Teaching a Soccer Culture

9 Mar

Typically, as my U8 team leaves the training session I start with a couple of questions to the team:

“How was everyone’s week at school?”

Usually everyone responds with a “Good!”

“Did anyone play any soccer since last week’s practice or match?”

Here I get three hands up in in a good week (out of seven players).

This week, my third question will be, “What’s everyone’s favorite soccer team?”

I can predict my son will answer with either Manchester City or a club he has embraced from the FIFA franchise.

But I’ll wager that at most, one other player on the team will identify a soccer club either domestically in the United States or overseas.   

Why does any of this matter?  The sport doesn’t exist in a vacuum – it’s part of a bigger culture that the kids need to learn exists – fans who love their clubs and wear the colors, great rivalries and watching the game.

Watching the game is perhaps one of the best ways to learn the game.  In American culture, soccer is much harder to find.  While World Cup matches were broadcast on over-the-air television, first division US Soccer rarely sees an over the air broadcast.  Last year’s final for the MLS didn’t start on the East coast until after 9 PM.

Beginning to identify with a club, a team, a player – it’s what makes kids dream about continuing in sport and becoming the best.  

When I was a young Baseball player in the early 80’s, I collected Baseball cards, read books about Baseball and studied Baseball statistics.  I watched my favorite team on television, listened to games on the radio, and attended games every season.
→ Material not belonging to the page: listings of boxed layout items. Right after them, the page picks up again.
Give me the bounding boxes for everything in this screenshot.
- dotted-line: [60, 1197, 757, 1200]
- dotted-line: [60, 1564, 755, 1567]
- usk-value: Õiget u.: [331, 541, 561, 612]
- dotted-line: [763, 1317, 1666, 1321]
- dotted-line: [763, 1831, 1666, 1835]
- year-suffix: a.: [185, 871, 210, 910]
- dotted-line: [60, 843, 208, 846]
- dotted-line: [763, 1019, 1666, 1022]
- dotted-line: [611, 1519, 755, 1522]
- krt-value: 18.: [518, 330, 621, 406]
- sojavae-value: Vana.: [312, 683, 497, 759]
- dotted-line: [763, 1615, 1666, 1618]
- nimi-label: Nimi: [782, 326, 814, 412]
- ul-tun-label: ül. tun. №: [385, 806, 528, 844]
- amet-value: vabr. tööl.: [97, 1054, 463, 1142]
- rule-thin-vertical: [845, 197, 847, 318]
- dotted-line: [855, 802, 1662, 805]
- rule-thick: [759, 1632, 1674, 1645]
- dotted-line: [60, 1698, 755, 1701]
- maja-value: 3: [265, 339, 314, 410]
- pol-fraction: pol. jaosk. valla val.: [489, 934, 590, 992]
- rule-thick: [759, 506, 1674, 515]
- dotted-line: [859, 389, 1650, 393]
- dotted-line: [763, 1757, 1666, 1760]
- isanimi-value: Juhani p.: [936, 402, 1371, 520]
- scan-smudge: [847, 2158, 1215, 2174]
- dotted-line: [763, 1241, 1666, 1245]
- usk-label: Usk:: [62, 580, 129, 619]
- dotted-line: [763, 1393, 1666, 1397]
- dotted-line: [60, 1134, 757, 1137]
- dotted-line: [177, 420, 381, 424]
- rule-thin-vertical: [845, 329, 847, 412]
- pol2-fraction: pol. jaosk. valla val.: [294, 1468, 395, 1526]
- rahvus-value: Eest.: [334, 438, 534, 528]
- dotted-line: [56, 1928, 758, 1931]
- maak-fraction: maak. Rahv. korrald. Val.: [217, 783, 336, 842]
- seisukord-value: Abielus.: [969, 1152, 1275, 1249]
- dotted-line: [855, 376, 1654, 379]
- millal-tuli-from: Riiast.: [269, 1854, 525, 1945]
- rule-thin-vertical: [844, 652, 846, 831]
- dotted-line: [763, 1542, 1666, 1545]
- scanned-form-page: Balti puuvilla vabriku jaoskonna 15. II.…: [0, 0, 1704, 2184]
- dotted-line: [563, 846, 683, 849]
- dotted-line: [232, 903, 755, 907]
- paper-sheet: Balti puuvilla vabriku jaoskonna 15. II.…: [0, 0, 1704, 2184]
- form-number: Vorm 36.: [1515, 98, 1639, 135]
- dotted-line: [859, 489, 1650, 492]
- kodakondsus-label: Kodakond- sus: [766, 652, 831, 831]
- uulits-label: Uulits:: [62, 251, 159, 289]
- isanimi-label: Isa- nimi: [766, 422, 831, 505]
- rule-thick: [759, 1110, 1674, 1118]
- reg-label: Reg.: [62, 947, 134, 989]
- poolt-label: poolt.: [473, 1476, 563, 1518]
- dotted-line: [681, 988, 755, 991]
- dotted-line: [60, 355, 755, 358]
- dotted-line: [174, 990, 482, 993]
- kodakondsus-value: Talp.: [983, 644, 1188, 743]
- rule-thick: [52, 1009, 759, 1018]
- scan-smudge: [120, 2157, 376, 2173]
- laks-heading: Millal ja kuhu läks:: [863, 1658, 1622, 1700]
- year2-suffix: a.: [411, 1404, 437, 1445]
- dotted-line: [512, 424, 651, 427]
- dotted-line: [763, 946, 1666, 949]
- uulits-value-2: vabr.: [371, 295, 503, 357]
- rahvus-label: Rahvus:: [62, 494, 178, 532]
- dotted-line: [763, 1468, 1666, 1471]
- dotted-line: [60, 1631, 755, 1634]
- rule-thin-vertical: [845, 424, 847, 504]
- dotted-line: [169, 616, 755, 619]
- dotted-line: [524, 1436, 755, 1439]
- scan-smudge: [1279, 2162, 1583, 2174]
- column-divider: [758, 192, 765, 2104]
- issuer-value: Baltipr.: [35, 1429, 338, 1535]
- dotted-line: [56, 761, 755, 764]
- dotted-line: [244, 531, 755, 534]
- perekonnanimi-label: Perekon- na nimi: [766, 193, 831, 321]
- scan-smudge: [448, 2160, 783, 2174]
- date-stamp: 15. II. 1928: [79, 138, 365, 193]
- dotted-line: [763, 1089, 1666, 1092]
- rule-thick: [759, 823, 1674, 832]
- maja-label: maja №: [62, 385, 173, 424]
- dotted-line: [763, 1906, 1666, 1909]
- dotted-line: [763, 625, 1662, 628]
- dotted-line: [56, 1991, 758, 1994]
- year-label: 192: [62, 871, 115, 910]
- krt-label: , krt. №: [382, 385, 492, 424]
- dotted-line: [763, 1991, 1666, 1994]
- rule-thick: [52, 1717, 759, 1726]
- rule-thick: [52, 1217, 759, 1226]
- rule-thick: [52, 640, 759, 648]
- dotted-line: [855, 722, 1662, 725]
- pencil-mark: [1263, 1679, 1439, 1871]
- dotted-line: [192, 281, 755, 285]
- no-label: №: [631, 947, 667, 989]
But for young American soccer players – the game at it’s best is more out of reach.  TV coverage can be at odd hours or hard to find channels.  The best opportunity might be Monday Premier League matches or Champions League that start at 3 PM Eastern – just in time for many kids arriving home from school.  

But the teams have foreign names and play in far away cities – without the “touchable” quality of going to see a game in person.

I’d like to think the video game console is helping build the sport in the United States.  EA Sports FIFA franchise is a great way to embrace the game’s best clubs and players.  In many ways, I liken it what it could do to what Sony’s Gran Turismo franchise did in the 90’s for exotic cars and especially for the Subaru brand.  Subaru went from being a brand embraced by people living in the Mountains to being a brand desired by twenty year-old car enthusiasts.  Demand from the game helped bring the WRX to the United States.

Playing the game in the vacuum is going to leave the players short on the knowledge and the passion they will need to stay in the game past U10.  

What else can we do as coaches to help build a soccer culture with our players?